I am trying to be more open as God talks to me through all of this. I know He uses my experiences, sights, sounds, and conversations to talk to me. For example, my Body Life class at church last week was all about conflict resolution. Something I didn't really think pertained to me very much. Well, maybe a little but not much. And within 36 hours of the end of class, I had my first of two conversations with people that called me on the carpet for my personal behavior. In the first conversation, my gut reaction was to defend and attack. I started to do that, and then pulled back and shut my mouth and
listened. And I realized she was right. Ouch. I apologized, and we talked about ways to handle it in the future, and then I
thanked her.

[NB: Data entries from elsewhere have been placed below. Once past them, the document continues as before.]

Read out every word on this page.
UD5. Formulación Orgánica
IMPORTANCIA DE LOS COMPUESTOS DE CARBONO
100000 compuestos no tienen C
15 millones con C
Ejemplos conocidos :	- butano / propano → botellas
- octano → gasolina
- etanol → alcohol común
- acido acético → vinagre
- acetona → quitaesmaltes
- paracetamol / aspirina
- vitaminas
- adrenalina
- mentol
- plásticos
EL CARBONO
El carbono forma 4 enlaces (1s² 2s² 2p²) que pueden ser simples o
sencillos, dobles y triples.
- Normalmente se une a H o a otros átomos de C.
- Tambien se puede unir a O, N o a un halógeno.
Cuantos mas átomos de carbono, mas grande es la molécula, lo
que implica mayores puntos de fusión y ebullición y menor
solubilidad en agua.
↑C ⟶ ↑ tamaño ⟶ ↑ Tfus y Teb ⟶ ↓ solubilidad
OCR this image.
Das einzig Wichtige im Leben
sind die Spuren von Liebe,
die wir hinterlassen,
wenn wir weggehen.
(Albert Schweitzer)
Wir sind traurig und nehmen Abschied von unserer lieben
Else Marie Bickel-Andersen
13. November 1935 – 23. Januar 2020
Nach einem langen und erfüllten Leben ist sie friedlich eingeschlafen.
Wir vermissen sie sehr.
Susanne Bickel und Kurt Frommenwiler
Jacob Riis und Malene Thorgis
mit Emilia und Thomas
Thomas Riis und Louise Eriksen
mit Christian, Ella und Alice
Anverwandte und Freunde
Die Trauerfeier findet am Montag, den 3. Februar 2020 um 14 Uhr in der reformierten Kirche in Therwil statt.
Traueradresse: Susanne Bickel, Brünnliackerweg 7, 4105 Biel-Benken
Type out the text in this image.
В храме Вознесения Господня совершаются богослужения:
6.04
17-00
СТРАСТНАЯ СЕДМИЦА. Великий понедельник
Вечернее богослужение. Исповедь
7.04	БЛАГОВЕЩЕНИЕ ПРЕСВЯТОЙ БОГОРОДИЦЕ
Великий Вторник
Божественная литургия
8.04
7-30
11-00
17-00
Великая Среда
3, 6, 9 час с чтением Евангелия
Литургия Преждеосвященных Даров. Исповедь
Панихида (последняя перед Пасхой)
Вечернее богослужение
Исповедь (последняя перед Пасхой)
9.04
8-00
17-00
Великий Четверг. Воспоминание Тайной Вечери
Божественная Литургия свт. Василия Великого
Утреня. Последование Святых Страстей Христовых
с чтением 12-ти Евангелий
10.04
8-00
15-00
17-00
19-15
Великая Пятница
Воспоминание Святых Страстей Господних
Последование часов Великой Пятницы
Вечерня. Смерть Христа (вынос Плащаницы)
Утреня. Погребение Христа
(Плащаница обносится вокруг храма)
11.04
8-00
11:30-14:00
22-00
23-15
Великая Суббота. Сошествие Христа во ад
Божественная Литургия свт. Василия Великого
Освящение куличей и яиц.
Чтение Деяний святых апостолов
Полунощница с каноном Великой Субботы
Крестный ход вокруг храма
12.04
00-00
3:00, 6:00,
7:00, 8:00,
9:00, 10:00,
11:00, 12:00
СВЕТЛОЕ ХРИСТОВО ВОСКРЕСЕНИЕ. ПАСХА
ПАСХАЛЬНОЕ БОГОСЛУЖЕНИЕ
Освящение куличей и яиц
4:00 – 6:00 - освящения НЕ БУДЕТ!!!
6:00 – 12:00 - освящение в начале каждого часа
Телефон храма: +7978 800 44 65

Yeeow! Can you believe it? I actually said, "Thank you for helping me practice what I preach." That makes me crack up even now, just thinking that I could have that kind of response to an "attack." (If that ain't proof for you of God's existence, I don't know what is.) The second conversation happened about 36 hours after that. It wasn't quite the same and lacked the hostility, but it brought me up close and personal with some errors I've made in the past. Again, I acknowledged the mistakes and apologized for them and I took what she said to heart. Both conversations are God's way of speaking to me about living my life with more direction, more intention, and more depth.
The joke among my friends at church now is how many tissues we'll need for worship. Honestly, I have never left that building without some sort of moisture welling up in my eyes. Some days, I am drenched when I leave. I told one of the pastors that I'm going to start wearing a poncho to church. He said it's all part of the melting. That phrase has stuck with me, because it encapsulates all I'm experiencing in one word:
melting. My preconceptions are melting, My grief is melting. My fears are melting. My independence is melting.
What will be left at the end of all of this, the lifelong journey? I am not sure. But I know that it will be truly, honestly me.